Política migratoria en Minnesota
En un esfuerzo por desescalar la tensión social, el Servicio de Inmigración y Control de Aduanas de Estados Unidos (ICE) ha modificado su estrategia operativa en Minnesota. La nueva directriz prohíbe a los agentes interactuar con manifestantes calificados como "agitadores" y prioriza la detención de inmigrantes con antecedentes penales.
Tras los recientes tiroteos mortales ocurridos durante protestas en Minneapolis y St. Paul, ICE ha implementado cambios significativos en su protocolo de actuación en el estado de Minnesota. Según directrices internas revisadas por la agencia Reuters, los agentes han recibido instrucciones específicas para evitar cualquier interacción con individuos identificados como "agitadores" en el contexto de manifestaciones públicas. Este cambio estratégico responde a la necesidad de reducir la fricción y evitar posibles escaladas de violencia en un ambiente social ya de por sí tenso.
La nueva política establece que los esfuerzos de arresto de ICE deben concentrarse exclusivamente en inmigrantes con antecedentes penales. Esta reorientación del enfoque busca priorizar la seguridad pública y optimizar los recursos disponibles, enfocándolos en aquellos individuos que representan una amenaza real para la comunidad.
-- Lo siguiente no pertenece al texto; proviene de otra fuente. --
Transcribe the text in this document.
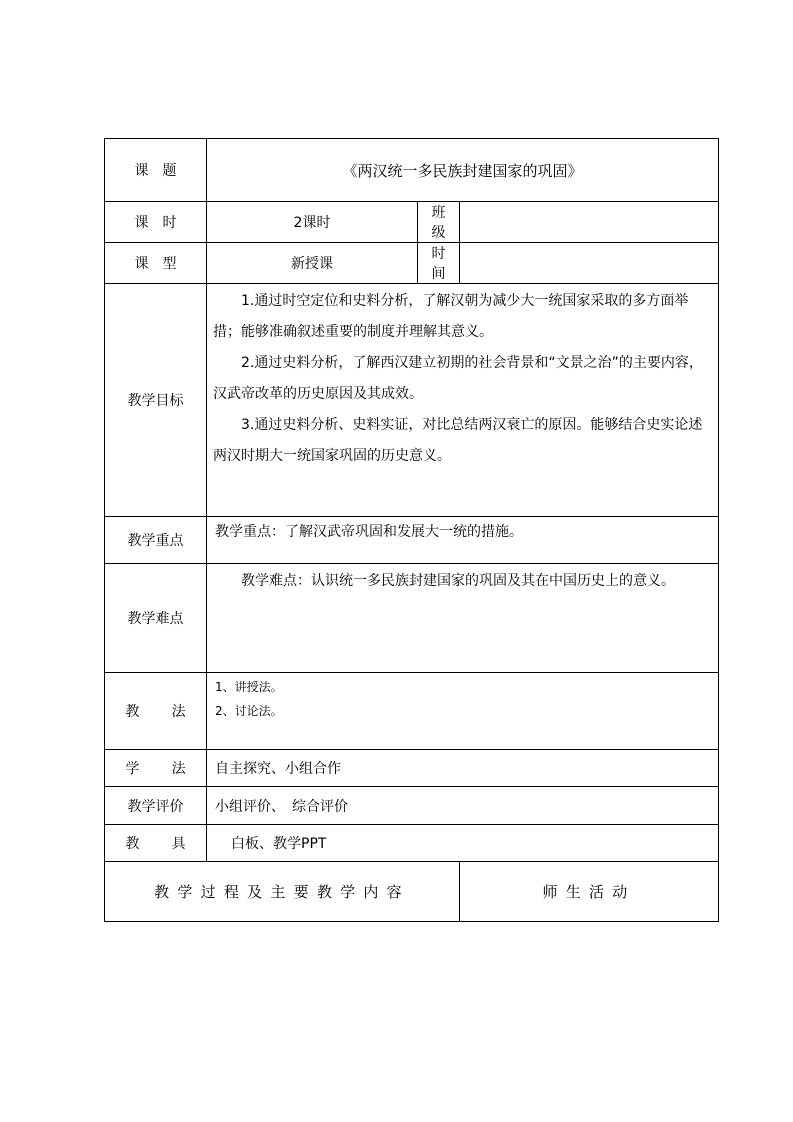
课　题	《两汉统一多民族封建国家的巩固》		
课　时	2课时	班　级	
课　型	新授课	时　间	
教学目标	1.通过时空定位和史料分析，了解汉朝为减少大一统国家采取的多方面举措；能够准确叙述重要的制度并理解其意义。

2.通过史料分析，了解西汉建立初期的社会背景和“文景之治”的主要内容，汉武帝改革的历史原因及其成效。

3.通过史料分析、史料实证，对比总结两汉衰亡的原因。能够结合史实论述两汉时期大一统国家巩固的历史意义。		

教学重点	教学重点：了解汉武帝巩固和发展大一统的措施。		
教学难点	教学难点：认识统一多民族封建国家的巩固及其在中国历史上的意义。		

教 法	1、讲授法。
2、讨论法。		

学 法	自主探究、小组合作		
教学评价	小组评价、　综合评价		
教 具	白板、教学PPT		
教学过程及主要教学内容			师生活动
Anteriormente, las operaciones de ICE en la región habían sido objeto de críticas por su amplio alcance y la percepción de que se dirigían indiscriminadamente a miembros de la comunidad inmigrante.
La medida representa un ajuste importante en la estrategia de ICE en Minnesota y refleja un reconocimiento implícito de la necesidad de abordar las preocupaciones de la comunidad y evitar que las acciones de la agencia contribuyan a exacerbar las tensiones sociales. Si bien los detalles específicos sobre los criterios para la identificación de "agitadores" no han sido divulgados, la directriz marca un cambio significativo en la forma en que ICE operará en el futuro en el estado.